Оксенхэм с минуту смотрел на него улыбаясь.
— Ну, ну, друг мой, дерись с теми, кто одного возраста с тобой, и пощади маленьких людей вроде меня.
— Я — мальчик по возрасту, сэр, но у меня мужской кулак. Мне в этом месяце исполнится пятнадцать лет, и я знаю, как ответить каждому, кто оскорбит меня.
— Пятнадцать, мой юный петушок? Ты выглядишь двадцатилетним, — сказал Оксенхэм, бросая восхищенный взгляд на крепкие члены юноши, на его зоркие голубые глаза, вьющиеся золотистые волосы и круглое честное лицо. — Пятнадцать!
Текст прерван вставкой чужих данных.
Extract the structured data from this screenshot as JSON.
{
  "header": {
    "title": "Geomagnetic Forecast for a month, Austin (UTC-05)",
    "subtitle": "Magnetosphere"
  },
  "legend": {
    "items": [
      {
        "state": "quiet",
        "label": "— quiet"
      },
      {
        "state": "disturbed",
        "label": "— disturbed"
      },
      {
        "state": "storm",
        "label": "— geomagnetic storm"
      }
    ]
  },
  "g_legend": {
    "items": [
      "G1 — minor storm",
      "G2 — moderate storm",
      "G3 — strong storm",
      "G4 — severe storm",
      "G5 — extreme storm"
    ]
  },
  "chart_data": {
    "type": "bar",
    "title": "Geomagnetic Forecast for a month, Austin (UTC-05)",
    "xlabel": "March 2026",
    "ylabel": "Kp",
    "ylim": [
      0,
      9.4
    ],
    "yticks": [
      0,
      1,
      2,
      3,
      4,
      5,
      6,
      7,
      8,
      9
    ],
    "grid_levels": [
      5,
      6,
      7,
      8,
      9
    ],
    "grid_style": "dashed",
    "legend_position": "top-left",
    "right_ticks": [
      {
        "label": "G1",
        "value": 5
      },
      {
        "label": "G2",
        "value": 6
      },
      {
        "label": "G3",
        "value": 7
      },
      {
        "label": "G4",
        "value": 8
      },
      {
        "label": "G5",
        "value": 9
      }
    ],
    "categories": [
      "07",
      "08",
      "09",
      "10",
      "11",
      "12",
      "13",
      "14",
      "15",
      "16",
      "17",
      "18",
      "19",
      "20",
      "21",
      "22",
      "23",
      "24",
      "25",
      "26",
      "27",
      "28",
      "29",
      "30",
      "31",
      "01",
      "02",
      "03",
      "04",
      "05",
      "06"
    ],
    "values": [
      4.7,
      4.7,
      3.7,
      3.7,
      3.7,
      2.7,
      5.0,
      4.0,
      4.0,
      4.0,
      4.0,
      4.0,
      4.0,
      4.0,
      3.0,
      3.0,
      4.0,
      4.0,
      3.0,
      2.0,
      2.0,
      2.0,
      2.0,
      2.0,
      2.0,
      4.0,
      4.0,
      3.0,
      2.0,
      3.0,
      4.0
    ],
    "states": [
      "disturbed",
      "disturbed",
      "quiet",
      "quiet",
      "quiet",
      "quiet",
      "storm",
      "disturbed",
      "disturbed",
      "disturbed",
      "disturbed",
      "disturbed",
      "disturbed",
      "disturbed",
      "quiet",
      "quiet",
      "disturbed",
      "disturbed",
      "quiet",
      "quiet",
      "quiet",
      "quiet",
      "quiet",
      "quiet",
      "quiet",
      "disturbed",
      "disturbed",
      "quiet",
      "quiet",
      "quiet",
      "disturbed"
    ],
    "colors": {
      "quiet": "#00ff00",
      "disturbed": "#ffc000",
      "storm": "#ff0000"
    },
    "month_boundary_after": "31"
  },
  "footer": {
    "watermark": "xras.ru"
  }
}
Если бы у меня было полдюжины таких, как ты, я сделал бы из них рыцарей, прежде чем умереть. А, Иео?
— Из него выйдет, — заявил Иео. — Он станет славным боевым петухом через год или два, раз он уже осмеливается ссориться с таким суровым старым птичником, как капитан.
Раздался общий смех, в котором Оксенхэм принял участие столь же громко, как все остальные, а затем спросил мальчика, почему он так жаждет получить рог.
— Потому, — воскликнул тот, смело глядя на него, — что я хочу пойти в море! Я хочу видеть Индии
[10], хочу сражаться! Я отдал бы полжизни, чтобы стать юнгой на борту вашего корабля.
С горячностью высказав все это, мальчик вновь опустил голову.
— И ты будешь, — воскликнул Оксенхэм с крепким проклятием, — и захватишь галлеон.
[11] Чей ты сын, доблестное создание?
— Мистера Лэя из Бэруффского поместья.
— Я знаю его не хуже, чем подводные камни, и его кухню. Кто ужинает с ним сегодня вечером?
— Сэр Ричард Гренвайль.
— Дик Гренвайль! Я не знал, что он в городе. Ступай домой и скажи отцу, что Джон Оксенхэм придет составить ему компанию. Больше от тебя ничего не требуется. Я сам все улажу с почтенным джентльменом, и ты отправишься со мной на поиски счастья. А что касается рога, отдай ему рог, Иео, я дам тебе золотой за него.
— Ни одного пенни, капитан. Если молодой господин примет подарок от бедного матроса — вот он, ради его любви к своему призванию, и да будет с ним удача на этом пути!
Добрый малый с импульсивным великодушием настоящего моряка сунул рог мальчику в руки и пошел прочь, чтобы избежать благодарности.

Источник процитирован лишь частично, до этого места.